吸血鬼はプライドが異様に高いから、人間なんぞと同格には見ない。


本来人間は餌と見るのが、吸血鬼の姿だ。


けれど、俺の母親は、人間の父に一目ぼれして結婚した。


――――――吸血鬼の世界では一大事だった。


母親は結婚したその日に、吸血鬼仲間から見捨てられた。


それでも母は死ぬまで幸せそうに笑っていた。


俺は裏切り者の血を引いているものの、まだ吸血鬼の仲間に戻る機会があるらしい。


今なら、俺は吸血鬼として誇りを持って生きていける。


だけどそれは古家胡桃との別離を意味している。


そんな大事なことをいつまでも彼女に隠し続けていた。


そのことを隠すためなら平気で嘘をついたし、ごまかしもした。

笑ってすむならそれでいい。


でも、彼女は気づいていた。


そうか。

俺の嘘に君は気がついていたんだね。


――――――もう子どもと呼べないね。


「それで胡桃ちゃん。

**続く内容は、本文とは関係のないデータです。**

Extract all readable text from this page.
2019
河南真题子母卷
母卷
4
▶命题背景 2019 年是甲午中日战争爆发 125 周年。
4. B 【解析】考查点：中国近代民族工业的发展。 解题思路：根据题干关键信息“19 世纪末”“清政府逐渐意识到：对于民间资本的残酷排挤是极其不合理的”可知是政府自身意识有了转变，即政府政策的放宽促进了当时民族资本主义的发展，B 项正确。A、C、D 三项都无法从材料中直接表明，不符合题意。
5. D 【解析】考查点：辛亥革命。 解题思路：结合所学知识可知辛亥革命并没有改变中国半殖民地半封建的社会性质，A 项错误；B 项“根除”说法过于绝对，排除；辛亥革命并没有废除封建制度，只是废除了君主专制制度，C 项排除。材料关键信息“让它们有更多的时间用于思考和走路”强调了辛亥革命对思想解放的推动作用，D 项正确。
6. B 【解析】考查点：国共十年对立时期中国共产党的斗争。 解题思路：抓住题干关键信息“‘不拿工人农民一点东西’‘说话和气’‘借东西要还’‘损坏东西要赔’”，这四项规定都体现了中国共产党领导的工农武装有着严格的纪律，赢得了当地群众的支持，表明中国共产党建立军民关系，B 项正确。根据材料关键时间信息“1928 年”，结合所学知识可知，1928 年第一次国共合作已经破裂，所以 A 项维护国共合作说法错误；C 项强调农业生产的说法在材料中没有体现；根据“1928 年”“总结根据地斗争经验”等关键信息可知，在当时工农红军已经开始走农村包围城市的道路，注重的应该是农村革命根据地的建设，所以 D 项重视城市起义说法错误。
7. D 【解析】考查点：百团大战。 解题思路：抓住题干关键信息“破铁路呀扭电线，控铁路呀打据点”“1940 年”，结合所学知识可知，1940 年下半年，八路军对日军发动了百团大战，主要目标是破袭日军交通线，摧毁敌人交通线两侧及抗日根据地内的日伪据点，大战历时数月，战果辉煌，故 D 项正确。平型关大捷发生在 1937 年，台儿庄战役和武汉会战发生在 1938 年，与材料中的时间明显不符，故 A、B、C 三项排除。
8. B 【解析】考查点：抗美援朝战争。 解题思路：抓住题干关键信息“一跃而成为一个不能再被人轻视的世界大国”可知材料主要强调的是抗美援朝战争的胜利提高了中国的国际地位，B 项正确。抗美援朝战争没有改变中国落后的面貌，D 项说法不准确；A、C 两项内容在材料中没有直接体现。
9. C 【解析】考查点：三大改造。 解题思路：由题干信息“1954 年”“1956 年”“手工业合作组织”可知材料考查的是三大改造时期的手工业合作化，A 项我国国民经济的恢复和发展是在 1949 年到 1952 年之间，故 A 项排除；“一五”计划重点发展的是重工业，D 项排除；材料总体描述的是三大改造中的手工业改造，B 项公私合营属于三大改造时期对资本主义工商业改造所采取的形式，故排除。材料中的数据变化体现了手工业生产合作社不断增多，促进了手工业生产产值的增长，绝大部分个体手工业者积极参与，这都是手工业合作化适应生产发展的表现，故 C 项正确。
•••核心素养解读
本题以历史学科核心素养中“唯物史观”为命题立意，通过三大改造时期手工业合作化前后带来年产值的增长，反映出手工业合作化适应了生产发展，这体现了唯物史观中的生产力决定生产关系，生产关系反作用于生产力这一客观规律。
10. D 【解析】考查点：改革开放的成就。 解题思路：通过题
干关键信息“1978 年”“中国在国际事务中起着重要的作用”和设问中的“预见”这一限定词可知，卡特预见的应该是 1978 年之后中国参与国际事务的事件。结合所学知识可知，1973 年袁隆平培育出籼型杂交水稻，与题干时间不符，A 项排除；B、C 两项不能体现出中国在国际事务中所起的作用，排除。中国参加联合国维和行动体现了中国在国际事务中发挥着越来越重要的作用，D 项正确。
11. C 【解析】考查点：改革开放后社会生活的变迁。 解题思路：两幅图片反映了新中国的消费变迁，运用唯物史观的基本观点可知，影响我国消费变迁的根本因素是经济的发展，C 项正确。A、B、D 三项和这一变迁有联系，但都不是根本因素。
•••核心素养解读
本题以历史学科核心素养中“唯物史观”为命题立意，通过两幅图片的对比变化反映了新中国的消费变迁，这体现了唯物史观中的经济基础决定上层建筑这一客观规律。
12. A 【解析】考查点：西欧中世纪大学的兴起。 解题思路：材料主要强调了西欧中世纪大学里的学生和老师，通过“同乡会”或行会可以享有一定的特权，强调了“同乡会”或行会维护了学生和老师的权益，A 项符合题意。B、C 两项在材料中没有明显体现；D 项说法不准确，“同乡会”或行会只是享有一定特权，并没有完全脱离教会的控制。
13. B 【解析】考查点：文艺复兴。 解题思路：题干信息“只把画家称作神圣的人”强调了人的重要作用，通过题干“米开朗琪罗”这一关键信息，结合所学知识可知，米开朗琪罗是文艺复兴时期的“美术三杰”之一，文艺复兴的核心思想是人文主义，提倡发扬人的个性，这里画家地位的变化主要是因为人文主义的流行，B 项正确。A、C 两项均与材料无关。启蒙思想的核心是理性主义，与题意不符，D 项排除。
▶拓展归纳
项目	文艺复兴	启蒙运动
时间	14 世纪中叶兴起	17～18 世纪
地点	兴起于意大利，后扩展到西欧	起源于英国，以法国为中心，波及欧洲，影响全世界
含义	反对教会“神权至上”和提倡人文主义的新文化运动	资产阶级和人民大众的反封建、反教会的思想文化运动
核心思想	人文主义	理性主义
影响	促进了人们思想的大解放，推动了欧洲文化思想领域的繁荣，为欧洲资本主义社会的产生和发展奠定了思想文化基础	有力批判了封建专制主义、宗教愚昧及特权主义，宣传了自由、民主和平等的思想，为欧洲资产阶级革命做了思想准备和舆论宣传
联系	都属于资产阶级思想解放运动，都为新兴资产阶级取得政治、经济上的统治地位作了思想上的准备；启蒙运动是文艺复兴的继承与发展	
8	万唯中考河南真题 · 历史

もし、僕が嘘をついていたとしたらどうするの?」


意地悪な俺は、こういう状況になっても口を割らない。


まだ、君に真実を話すつもりはないんだ。


だけど、彼女は意外なことにとても穏やかに微笑んだ。


「何も変わらない――――――言いたくないことを聞くつもりはないよ」


――――――そうか。

君はもう子どもじゃないんだね。